I quit the American theater on Valentine's Day 2016, so I've been out more than four years now. And honestly I don't plan to return, which is why I can write with such candor.
The heart of the problem, my friends, is with the non-profit structure, which is capitalism on steroids. Who are the bosses ultimately in an American institutional theater? The board of directors. Who are the board of directors? For the most part, those members of the community not with the strongest attachment to the art form but those with the deepest pockets. Often they're really not members of the community. They often just drop in. They are sometimes mere tourists.
It's no wonder that that board meeting was held in the Dorothy Chandler Pavilion. The theater, like most American theaters, had built its board of directors on the old opera model: You get the richest folks together, offer them galas and house seats and receptions and private recitals and showings (for which artists often don't get paid extra, mind you), you pamper them and make them feel more special and entitled than they already do, and then they'll write you big checks to support the kind of art they like, the kind of art they can bring their kids and grandkids to. AND they--not the artists, not the community--get to hire the institution's leadership.
It is a rotten model. Rotten to the core. How can any artistic institution claim to be working for and in the community with that model?
It's got to be torn down. It's got to be reinvented. And I have no idea what the next model will be. I really don't. And no, honestly I don't think government is the solution frankly. Some of the most bloated, self-satisfied, decadent theater I've ever seen was in Germany, where it was almost fully government-funded. Lots of bells and whistles and provocations and completely soul-dead.

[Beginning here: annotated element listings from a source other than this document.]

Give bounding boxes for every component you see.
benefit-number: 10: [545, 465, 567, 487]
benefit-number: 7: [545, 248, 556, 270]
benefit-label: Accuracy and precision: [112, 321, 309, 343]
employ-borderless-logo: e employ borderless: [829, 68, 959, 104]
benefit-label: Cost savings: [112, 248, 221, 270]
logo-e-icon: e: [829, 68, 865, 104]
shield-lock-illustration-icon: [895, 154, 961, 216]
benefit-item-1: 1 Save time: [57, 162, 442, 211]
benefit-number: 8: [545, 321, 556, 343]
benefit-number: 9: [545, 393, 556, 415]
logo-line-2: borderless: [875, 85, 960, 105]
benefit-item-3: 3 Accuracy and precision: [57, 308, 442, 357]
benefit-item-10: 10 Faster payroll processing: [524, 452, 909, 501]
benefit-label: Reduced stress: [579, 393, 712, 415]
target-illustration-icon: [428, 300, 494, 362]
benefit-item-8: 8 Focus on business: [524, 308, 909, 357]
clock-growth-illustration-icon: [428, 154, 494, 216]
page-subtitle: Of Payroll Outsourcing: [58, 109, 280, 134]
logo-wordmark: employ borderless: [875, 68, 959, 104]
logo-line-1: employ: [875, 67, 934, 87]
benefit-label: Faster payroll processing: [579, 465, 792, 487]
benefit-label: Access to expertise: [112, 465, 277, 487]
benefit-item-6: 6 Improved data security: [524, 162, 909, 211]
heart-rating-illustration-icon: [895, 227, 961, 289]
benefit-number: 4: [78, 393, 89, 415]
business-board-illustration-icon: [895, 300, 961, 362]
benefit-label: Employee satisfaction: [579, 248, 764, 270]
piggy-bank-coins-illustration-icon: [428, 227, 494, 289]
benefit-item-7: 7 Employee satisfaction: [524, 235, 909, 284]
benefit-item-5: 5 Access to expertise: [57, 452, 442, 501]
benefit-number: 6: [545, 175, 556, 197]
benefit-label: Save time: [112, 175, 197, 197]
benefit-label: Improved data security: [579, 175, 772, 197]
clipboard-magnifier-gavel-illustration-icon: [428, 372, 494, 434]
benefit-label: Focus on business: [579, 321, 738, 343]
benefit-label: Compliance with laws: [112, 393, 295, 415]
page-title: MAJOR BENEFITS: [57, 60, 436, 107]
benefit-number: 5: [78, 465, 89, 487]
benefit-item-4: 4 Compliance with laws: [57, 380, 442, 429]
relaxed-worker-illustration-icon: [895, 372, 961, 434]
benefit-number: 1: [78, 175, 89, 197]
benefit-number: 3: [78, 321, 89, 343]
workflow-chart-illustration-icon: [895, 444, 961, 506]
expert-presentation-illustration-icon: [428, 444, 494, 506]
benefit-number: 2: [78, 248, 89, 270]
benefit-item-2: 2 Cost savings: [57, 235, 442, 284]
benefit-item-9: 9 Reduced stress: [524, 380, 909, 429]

I see amazing and galvanizing lists of demands recently being made and posted by theater artists of color. These are vital demands. But they don't address the central issue. As long as the ultimate bosses of an artistic institution remain the community's deepest pockets, nothing will change. Nothing. You'll be putting band-aids on a gaping wound. Sorry, but it's true.
So please figure something else out. Maybe for a few years you just avoid the institutions. You've already started. In the pandemic, so many of you are making amazing art without an institution. Find those who truly adore your work and ask them to fund it. Screw non-profit. Form a corporation and value your art art-making as a resource that profits you, your viewers/audience and your community. I have no idea.
But please don't return to a new version of the old. After the virus, after he's out of office, after police reform and nationwide conversations about race, after, after, after, begin something new. I can't wait to see what it is!”